A whistleblower in Brazil has just received a $4.5 million award for his role in uncovering a kickback scheme allegedly run by a subsidiary of Zimmer Biomet Holdings Inc. (Zimmer Biomet), a medical device manufacturer. The tipster is a former orthopedic surgeon who became aware of the alleged misconduct while practicing medicine in his home country.
Based in Indiana, Biomet markets its orthopedic and dental implant devices on a global scale. The whistleblower, on the other hand, is a prominent surgeon in South America and former president of Brazil’s Orthopedic Sports Medicine Society. As it is customary with SEC whistleblowers, his name has not been made public.
In 2013, the whistleblower reported the alleged misconduct anonymously to Biomet executives. Within 120 days, he reported it to the SEC. According to his reports, the company was still running a kickback scheme in Brazil, in spite of having faced SEC penalties in the past for the same type of misconduct.
The defendant has been the target of a large-scale foreign corruption investigation spanning several years. The initial probe in the case targeted Biomet Inc. before Zimmer Holdings acquired the company in 2015. In 2017, Zimmer Biomet paid a $17.4 million criminal penalty for violating the terms of a deferred prosecution agreement. The misconduct involved bribes paid to government officials in Mexico and related violations of the FCPA (Foreign Corrupt Practices Act) in Brazil.

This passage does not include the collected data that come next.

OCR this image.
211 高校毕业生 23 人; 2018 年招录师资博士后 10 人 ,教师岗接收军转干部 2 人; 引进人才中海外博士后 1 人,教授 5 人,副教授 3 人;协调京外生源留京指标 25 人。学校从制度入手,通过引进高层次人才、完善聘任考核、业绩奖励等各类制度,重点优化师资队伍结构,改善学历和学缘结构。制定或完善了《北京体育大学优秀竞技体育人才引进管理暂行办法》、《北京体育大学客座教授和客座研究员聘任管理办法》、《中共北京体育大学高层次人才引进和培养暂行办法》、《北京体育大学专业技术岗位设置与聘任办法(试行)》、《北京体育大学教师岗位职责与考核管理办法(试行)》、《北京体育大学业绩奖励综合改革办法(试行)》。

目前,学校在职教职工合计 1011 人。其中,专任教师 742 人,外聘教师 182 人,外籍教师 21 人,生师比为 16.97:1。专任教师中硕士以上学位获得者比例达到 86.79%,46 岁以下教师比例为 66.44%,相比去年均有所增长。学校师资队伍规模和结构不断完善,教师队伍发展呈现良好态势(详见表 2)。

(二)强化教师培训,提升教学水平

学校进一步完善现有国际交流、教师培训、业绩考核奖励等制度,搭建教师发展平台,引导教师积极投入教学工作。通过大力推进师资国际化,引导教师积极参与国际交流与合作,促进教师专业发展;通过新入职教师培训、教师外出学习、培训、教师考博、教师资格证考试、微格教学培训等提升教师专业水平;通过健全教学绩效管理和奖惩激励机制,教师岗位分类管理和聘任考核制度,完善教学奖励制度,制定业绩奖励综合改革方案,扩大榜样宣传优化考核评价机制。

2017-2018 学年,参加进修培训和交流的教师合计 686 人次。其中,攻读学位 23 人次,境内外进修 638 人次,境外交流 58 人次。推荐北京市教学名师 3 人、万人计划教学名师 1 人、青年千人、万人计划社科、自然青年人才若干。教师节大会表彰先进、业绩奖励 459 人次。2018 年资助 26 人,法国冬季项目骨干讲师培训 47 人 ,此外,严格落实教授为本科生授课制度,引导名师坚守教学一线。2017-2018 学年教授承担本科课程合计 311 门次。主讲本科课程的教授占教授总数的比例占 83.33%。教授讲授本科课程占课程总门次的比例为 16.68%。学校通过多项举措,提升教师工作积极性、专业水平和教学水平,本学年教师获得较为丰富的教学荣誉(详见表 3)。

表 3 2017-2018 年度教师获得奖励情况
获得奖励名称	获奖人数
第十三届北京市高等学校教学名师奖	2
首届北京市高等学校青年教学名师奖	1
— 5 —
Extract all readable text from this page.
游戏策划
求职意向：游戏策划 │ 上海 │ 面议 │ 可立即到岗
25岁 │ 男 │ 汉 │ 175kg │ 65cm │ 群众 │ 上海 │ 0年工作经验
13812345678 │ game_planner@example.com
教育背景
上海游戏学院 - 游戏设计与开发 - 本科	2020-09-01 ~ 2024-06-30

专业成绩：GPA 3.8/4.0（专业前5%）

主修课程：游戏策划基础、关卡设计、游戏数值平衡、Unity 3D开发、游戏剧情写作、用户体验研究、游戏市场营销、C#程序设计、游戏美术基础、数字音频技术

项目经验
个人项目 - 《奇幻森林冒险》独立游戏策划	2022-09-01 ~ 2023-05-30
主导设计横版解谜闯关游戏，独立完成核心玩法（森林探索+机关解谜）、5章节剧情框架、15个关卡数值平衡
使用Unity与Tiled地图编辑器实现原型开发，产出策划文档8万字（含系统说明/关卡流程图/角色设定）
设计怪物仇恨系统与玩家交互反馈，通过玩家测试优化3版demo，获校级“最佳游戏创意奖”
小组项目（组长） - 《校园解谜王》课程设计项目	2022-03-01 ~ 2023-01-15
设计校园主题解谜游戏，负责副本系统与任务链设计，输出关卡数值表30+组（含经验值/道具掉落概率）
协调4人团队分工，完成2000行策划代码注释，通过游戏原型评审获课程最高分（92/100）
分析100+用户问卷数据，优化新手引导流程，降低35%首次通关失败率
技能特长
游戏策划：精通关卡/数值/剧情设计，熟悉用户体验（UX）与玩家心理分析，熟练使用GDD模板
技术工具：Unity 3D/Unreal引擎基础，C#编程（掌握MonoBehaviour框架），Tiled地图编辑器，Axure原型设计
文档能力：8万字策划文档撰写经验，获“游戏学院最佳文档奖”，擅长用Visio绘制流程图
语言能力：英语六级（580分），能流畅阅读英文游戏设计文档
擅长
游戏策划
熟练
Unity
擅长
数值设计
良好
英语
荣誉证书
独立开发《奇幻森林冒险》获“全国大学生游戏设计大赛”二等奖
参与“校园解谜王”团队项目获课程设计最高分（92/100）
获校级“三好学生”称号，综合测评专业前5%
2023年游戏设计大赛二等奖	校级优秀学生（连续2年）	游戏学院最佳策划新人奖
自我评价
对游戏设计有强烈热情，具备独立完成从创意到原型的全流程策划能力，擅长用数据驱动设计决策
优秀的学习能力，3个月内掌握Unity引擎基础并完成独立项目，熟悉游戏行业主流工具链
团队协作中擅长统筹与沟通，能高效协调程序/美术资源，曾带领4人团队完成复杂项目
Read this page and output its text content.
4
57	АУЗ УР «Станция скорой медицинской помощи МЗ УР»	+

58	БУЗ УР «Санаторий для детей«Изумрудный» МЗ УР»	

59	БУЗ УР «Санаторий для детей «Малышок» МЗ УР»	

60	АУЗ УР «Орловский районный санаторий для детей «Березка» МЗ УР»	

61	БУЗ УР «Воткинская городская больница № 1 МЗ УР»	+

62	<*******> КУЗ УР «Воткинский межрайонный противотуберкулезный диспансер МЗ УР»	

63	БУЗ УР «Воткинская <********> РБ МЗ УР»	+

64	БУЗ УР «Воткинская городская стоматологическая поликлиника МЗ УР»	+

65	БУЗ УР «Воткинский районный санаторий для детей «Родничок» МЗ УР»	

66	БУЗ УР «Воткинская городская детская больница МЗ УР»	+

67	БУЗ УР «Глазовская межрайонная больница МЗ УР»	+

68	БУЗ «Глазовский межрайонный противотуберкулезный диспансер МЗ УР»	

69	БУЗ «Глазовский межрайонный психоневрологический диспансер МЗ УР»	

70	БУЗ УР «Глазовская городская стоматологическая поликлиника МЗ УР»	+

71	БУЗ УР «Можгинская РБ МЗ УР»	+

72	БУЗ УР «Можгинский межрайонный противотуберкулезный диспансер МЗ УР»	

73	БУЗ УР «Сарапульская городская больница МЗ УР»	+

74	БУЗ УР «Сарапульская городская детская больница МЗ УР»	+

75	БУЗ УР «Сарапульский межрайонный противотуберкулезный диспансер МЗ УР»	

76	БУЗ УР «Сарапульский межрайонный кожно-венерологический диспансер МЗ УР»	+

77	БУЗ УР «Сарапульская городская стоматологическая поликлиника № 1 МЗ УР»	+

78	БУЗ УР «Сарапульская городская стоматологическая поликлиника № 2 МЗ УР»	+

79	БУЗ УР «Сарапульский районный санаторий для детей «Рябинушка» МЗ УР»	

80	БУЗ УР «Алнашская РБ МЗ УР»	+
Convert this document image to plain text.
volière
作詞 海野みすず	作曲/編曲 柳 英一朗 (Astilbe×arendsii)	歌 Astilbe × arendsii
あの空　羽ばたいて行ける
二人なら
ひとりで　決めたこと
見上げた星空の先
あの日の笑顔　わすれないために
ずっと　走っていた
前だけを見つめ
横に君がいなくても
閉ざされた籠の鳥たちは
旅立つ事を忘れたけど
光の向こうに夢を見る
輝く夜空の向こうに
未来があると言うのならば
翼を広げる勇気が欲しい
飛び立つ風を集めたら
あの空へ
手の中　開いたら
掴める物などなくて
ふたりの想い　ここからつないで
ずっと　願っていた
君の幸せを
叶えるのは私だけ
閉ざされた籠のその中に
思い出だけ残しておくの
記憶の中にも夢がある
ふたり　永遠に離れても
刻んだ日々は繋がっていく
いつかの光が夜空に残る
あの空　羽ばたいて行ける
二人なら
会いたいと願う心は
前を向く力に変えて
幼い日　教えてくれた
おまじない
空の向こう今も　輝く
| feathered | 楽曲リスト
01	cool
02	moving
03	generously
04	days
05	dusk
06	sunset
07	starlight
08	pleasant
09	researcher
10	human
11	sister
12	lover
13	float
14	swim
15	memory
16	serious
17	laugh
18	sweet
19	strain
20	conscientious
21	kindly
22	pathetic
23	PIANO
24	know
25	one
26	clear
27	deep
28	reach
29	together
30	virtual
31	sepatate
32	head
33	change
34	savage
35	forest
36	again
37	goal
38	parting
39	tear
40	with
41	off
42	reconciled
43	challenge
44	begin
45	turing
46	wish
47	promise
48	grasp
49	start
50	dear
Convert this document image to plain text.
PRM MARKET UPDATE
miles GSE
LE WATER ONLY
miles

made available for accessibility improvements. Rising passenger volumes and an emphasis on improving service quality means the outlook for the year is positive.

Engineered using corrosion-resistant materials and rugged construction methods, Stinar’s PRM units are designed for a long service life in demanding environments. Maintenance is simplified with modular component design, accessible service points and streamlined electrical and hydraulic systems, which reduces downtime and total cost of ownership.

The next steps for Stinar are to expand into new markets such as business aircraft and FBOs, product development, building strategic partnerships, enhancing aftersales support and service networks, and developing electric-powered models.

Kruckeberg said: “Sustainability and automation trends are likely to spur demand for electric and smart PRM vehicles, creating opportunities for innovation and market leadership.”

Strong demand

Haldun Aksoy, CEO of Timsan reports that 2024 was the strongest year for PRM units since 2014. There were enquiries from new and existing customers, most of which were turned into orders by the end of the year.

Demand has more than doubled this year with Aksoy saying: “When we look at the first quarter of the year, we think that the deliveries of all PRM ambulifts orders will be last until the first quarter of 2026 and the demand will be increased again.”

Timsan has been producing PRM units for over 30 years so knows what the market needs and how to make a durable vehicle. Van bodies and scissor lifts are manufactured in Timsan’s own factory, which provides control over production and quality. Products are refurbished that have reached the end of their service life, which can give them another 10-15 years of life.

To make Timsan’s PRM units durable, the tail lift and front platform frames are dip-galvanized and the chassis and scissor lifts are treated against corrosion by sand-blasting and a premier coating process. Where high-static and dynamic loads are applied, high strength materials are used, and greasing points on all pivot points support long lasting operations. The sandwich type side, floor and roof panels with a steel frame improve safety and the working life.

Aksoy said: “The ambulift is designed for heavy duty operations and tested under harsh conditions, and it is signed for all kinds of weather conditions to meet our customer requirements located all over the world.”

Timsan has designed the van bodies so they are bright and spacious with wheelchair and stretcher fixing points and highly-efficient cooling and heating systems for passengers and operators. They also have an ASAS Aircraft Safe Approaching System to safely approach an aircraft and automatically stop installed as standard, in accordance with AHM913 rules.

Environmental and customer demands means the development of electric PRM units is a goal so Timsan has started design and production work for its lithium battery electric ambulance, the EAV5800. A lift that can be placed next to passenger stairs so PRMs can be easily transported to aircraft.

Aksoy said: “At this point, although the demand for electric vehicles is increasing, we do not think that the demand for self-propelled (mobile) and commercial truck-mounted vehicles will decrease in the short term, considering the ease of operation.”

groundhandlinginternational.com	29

Biomet had first entered the DPA in connection with bribes allegedly paid to doctors in China, Brazil, and Argentina to induce purchases of Biomet devices between 2000 and 2008. At the time, the company paid $22 million to settle the kickback allegations.
With this track record, Zimmer Biomet did not wait to report the misconduct to the SEC after running its own investigation, which was prompted by the whistleblower’s tip. A subsequent SEC probe led to multi-million-dollar enforcement action.
Because the whistleblower played a key role in uncovering the violations, he was entitled to a share of the monetary penalties paid by Zimmer Biomet. When SEC whistleblowers provide tips that lead to penalties surpassing $1 million, they are entitled to an award between 10 and 30 percent of the total.
The Wall Street Journal reported that the $4.5 million paid to the tipster amounts to 15% of the monetary penalties in this case, which would thus amount to $30 million.
This is the first time an SEC whistleblower who first reported misconduct internally has received an award. As long as the SEC is informed within 120 days, these types of tipsters are eligible for awards under SEC rules. “In this case, the whistleblower was credited with the results of the company’s internal investigation, which were reported to the SEC by the company and led to the Commission’s resulting enforcement action and the related action. The whistleblower gets credit for the company’s internal investigation because the allegations were reported to the Commission within 120 days of the report to the company,” Jane Norberg, Chief of the SEC’s Office of the Whistleblower, said in a press release.
The Securities Exchange Commission has already paid a total of $381 million to tipsters since the inception of its Whistleblower Program.
"Today’s award will spur many would-be foreign whistleblowers to come forward now that they know that the SEC is committed to rewarding whistleblowers,” spokespersons for the Zimmer Biomet whistleblower commented.